Olsztyn jest znany jako korzystne miejsce dla odbudowy zawodników, co w sezonie 2013/2014 potwierdził choćby przykład Rafała Buszka. Z obecnego składu w jego ślady podążają Aleksander Śliwka i Wojciech Włodarczyk.
- Zaufałem obu, ponieważ dostrzegłem u nich wielkie umiejętności. Znałem ich od dłuższego czasu, dlatego też pragnąłem ich pozyskać i spróbować podnieść poziom ich gry. Wojtek może nie jest już najmłodszym siatkarzem (26 lat - przyp. red.), ale nie jest też stary i ciągle ma duży margines na poprawę.
Prawdziwym odkryciem sezonu jest natomiast Czech Jan Hadrava, którego z występów we francuskiej Ligue A kojarzyło niewielu polskich fanów. To prawda, że pan wypatrzył go jeszcze w czasach, gdy reprezentował on barwy Dukli Liberec?
- Taka moja praca. Jak już wspominałem, mamy ograniczony budżet, więc muszę poszukiwać w różnych ligach siatkarzy mających pole do poprawy. Ale przed podjęciem decyzji muszę również ocenić, czy dany zawodnik jest gotowy, by poradzić sobie w PlusLidze. Ufam swoim wyborom, a wyniki pokazują, że albo miałem szczęście, albo wykonuję dobrą pracę. Ocenę pozostawiam innym.

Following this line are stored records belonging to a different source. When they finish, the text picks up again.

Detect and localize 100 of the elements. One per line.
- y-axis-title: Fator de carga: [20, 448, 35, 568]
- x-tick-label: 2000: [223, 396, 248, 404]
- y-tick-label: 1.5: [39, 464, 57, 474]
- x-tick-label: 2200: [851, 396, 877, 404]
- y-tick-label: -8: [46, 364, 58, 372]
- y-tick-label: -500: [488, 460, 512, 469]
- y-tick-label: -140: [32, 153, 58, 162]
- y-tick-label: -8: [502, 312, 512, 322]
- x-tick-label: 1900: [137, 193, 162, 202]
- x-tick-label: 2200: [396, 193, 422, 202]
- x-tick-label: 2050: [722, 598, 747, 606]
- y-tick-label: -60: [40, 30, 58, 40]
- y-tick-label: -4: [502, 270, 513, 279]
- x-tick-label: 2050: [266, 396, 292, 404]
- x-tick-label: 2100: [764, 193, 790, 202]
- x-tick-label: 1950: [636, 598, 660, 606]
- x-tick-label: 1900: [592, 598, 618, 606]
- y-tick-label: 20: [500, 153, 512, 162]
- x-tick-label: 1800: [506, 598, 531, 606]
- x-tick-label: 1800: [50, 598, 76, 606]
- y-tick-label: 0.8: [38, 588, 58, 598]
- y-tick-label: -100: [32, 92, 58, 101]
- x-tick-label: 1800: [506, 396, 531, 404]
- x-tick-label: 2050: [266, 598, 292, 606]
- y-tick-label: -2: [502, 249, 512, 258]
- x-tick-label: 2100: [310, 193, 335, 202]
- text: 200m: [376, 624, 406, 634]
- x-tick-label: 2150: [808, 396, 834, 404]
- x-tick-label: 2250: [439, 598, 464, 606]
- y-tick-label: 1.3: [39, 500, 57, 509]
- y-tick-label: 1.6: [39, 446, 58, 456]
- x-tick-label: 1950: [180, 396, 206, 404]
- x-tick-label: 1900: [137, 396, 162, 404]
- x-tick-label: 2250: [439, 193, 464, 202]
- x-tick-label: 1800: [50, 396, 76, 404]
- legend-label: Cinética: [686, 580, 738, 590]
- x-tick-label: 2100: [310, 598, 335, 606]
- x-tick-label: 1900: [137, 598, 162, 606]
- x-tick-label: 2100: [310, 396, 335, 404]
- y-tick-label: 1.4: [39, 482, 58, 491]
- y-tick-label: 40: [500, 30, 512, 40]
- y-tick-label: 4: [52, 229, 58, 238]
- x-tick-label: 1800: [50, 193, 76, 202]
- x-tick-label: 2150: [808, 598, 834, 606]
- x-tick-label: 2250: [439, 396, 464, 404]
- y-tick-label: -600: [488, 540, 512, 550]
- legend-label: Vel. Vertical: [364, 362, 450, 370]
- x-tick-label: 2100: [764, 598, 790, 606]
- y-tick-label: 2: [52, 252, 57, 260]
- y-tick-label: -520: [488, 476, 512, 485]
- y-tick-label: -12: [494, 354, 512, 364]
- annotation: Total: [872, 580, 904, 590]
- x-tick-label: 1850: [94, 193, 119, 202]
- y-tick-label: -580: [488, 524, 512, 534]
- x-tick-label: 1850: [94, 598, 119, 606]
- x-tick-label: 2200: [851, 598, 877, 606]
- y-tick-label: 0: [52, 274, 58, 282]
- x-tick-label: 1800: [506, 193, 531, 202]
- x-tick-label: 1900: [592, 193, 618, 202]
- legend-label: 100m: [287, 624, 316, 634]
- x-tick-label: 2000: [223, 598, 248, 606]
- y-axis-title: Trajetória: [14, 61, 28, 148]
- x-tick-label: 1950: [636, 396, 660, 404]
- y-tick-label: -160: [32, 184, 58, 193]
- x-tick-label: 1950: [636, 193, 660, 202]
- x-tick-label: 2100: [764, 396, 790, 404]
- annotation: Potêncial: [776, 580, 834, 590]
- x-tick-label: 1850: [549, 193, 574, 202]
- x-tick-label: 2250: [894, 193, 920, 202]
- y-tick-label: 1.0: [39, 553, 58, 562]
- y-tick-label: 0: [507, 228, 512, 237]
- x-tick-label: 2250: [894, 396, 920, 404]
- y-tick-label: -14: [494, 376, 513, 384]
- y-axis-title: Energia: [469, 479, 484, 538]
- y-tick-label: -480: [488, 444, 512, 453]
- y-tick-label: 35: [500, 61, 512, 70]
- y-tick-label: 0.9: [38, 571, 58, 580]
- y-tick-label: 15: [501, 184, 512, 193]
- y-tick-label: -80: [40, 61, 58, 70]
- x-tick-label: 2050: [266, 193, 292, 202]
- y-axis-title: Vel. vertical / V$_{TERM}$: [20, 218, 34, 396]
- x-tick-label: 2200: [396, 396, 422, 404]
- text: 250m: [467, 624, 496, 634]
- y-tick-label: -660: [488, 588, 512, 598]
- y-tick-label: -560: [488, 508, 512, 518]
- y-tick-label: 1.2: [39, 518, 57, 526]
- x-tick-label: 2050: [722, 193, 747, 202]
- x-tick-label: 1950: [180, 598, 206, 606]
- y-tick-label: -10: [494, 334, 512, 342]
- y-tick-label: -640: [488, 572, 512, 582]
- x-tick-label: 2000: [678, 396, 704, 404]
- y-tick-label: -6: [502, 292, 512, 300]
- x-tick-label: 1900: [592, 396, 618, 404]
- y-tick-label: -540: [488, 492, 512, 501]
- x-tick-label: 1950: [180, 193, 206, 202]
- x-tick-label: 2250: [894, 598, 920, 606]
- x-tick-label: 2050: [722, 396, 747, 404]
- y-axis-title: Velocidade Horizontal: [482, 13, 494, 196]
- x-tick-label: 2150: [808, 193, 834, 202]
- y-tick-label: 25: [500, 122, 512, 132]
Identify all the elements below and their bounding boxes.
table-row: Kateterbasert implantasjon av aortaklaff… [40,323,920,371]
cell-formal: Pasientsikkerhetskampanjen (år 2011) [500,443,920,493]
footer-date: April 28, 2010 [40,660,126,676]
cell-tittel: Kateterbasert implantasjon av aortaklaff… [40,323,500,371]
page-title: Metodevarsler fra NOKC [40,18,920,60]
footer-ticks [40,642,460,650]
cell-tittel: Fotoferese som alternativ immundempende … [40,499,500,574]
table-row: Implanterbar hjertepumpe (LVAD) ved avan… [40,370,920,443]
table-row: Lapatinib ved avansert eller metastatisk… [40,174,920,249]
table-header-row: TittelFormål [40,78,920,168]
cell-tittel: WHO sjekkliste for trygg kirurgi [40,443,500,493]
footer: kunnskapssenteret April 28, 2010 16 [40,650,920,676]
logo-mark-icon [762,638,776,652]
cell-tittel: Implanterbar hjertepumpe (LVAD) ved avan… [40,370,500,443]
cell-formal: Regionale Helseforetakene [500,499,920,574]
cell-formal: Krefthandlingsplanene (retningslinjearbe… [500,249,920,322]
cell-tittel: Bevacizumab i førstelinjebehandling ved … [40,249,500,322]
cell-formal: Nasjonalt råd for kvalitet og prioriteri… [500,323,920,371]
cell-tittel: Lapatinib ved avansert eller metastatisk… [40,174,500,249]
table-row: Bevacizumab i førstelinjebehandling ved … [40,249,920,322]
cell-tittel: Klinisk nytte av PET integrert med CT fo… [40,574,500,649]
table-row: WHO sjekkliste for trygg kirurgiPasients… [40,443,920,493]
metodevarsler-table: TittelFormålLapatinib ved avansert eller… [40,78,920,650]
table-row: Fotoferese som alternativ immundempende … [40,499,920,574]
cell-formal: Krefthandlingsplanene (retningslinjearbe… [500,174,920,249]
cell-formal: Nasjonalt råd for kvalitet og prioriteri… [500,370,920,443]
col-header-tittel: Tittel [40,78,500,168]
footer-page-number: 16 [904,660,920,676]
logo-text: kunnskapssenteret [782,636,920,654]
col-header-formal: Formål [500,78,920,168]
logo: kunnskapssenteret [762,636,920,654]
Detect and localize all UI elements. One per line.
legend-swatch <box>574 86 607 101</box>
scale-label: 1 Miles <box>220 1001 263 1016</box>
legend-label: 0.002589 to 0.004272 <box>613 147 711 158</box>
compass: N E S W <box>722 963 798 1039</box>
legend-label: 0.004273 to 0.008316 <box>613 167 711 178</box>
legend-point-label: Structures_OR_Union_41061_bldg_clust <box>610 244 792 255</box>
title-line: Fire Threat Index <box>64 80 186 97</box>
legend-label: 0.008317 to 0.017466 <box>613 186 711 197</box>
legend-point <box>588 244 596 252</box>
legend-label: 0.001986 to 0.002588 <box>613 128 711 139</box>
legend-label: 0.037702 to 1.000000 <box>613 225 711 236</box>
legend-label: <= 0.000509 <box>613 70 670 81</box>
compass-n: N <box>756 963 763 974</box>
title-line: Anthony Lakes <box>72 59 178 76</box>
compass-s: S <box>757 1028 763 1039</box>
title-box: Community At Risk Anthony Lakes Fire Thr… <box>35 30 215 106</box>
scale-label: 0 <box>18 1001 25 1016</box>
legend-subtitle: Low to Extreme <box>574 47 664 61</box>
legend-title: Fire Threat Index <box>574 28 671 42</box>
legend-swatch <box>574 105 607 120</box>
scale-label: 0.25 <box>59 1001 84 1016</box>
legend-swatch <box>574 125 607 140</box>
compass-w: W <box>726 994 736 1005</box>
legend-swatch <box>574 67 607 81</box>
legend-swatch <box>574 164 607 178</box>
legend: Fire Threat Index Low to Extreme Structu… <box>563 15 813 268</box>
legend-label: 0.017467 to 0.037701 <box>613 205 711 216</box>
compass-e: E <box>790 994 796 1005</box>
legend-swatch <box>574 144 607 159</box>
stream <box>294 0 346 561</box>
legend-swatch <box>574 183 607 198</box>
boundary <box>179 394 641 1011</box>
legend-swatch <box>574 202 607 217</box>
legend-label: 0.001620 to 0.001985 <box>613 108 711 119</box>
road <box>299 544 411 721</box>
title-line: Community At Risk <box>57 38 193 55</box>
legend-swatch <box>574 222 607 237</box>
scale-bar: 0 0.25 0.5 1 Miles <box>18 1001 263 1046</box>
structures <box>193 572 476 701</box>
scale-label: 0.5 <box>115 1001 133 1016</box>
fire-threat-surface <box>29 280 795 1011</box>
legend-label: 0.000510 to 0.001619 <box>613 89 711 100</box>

Po tak udanych występach w hali, Hadrava chyba już nie myśli o powrocie do siatkówki plażowej?
- Mam nadzieję, że nie, bo moim zdaniem to strata czasu. Ma doskonałe warunki ku temu, by nadal rozwijać się i błyszczeć w hali.
Od meczu z ZAKSĄ pański zespół rozpoczął maraton spotkań z zespołami z czołowej "ósemki". Jedynym waszym rywalem spoza niej będzie do końca fazy zasadniczej Espadon Szczecin.
- Czekają nas same trudne mecze, pełne walki "punkt za punkt" i zaciętych końcówek. Musimy zdecydowanie poprawić grę w decydujących fragmentach, ponieważ przeciwko ZAKSIE popełniliśmy w najważniejszych momentach dużo błędów. Od czasu do czasu mamy jeszcze problem z utrzymaniem wysokiego poziomu na pełnym dystansie, ale będziemy konsekwentnie pracować nad poprawą tego aspektu.
W związku z waszymi ostatnimi wynikami, nagle wzrosły oczekiwania wobec Indykpolu AZS. Pan będzie starał się teraz jak najczęściej ściągać presję z barków swoich podopiecznych?
- Dokładnie tak zamierzam robić. Seria 11 kolejnych zwycięstw była dla naszego klubu czymś szczególnym, ale przez nią ludzie zaczęli myśleć, że prezentujemy niewiarygodny poziom. Ciśnienia medialnego całkowicie nie wyeliminuję, mogę je tylko minimalizować. Pragnę, by zawodnicy koncentrowali się w stu procentach na wykonywaniu właściwej pracy podczas treningów, a nie rozmyślali o możliwości zakończenia sezonu regularnego na 2. miejscu.
A możemy sobie już powiedzieć "do zobaczenia wkrótce w Kędzierzynie-Koźlu"?
- Oj, rynek jest miejscem szalonym, pełnym zawirowań, więc nie mogę przewidzieć, co przyniesie przyszłość.